Runner-Up: Alan Wake 2
For a long time – more than a decade – it seemed as though Alan Wake 2 would never happen. Could never happen. The original game is, appropriately, a gaming cult classic; an unconventional third-person action game that created a world in which a crime-thriller writer had to battle against his own creations. The idea that such a weird idea could get a big-budget sequel in today’s games industry seemed improbable at best. Yet not only did it happen, as our reviewer put it, it “delivers one of the boldest and most brain-bending survival horror storylines this side of Silent Hill 2, presents it with uniformly immaculate art direction and audio design, and reinvigorates the series’ signature light-based shooting as though it’s been locked and loaded with a fresh pack of Energizers.” Who doesn’t love an underdog story like that?
Winner: Baldur’s Gate 3
It might’ve seemed inevitable, given that Baldur’s Gate 3 received a 10 in its review where the other three you just read were “mere” 9s, but a review is just the opinion of one person. To win any of IGN’s game of the year categories a game needs to strike a chord with a broad audience and bring in the majority of votes from the dozens of our staff who identify as PC gamers – and in 2023, it’s fair to say that the odds of that were stacked against a turn-based fantasy CRPG that was heavily inspired by BioWare classics of old, the likes of which had all but disappeared after the genre’s original leaders chased more action-oriented audiences.
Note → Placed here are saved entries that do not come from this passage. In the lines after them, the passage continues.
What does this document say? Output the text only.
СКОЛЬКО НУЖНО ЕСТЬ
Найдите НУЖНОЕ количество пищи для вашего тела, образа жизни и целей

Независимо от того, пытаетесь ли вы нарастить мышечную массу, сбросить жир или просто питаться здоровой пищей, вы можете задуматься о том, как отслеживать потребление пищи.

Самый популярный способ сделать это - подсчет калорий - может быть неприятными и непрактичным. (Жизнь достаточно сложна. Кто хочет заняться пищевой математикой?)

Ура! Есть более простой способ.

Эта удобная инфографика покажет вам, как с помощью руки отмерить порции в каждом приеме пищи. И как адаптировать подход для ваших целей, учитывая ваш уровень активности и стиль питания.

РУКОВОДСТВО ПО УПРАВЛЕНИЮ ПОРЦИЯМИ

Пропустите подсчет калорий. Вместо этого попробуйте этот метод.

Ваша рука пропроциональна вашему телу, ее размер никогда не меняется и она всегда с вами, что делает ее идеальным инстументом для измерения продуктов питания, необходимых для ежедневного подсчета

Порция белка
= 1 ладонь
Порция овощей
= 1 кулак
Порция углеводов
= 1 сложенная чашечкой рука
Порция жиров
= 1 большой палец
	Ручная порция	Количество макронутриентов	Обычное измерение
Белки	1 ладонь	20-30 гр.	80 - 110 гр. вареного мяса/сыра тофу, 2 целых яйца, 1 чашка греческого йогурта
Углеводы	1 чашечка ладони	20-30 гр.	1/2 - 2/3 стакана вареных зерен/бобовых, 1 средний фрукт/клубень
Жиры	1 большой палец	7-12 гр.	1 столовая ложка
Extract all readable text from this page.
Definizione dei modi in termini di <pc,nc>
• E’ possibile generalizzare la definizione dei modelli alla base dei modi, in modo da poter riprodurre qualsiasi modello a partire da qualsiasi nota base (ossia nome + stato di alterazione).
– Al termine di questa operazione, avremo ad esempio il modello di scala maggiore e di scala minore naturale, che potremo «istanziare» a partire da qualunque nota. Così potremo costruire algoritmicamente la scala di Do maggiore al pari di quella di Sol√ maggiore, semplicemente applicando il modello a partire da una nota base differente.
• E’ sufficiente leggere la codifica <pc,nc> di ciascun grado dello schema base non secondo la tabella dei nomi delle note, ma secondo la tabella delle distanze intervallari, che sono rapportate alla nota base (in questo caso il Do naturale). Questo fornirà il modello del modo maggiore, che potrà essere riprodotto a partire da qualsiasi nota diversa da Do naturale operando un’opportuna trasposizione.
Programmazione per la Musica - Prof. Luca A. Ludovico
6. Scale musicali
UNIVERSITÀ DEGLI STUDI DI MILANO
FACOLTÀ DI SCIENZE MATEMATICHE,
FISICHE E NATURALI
But if anybody could accomplish this heroic feat, it’s Larian: a studio that, with the extremely popular Divinity: Original Sin 2, had already proven its team could craft the sort of epic-scale adventure that reacts to our decisions in compelling ways that so many of us will line up to sink entire work-weeks of hours into, even if it meant buckling down and learning the ways of a deep turn-based combat system that rewards patience and tactical thinking. With Baldur’s Gate 3, it proved that it was just getting started.
There simply aren’t any other RPGs out there that can match the scope and scale of Baldur’s Gate 3 when it comes to complex, well-written characters that will challenge you with choices that make you sweat because you’ve learned the hard way that your choices matter, much less presenting so many of them in such an elaborate level of cinematic detail. With this much ambition on display, it’s no wonder that so many are willing to brave the hazards of harrowing bug reports and forge ahead with their adventures, especially as Larian continually inspires confidence with frequent and aggressive patches. It’s that kind of unwavering dedication to what this type of RPG can and should accomplish that inspires the loyalty of gamers, including those on IGN’s team of voters who – by a wide margin – selected it as our PC game of the year for 2023.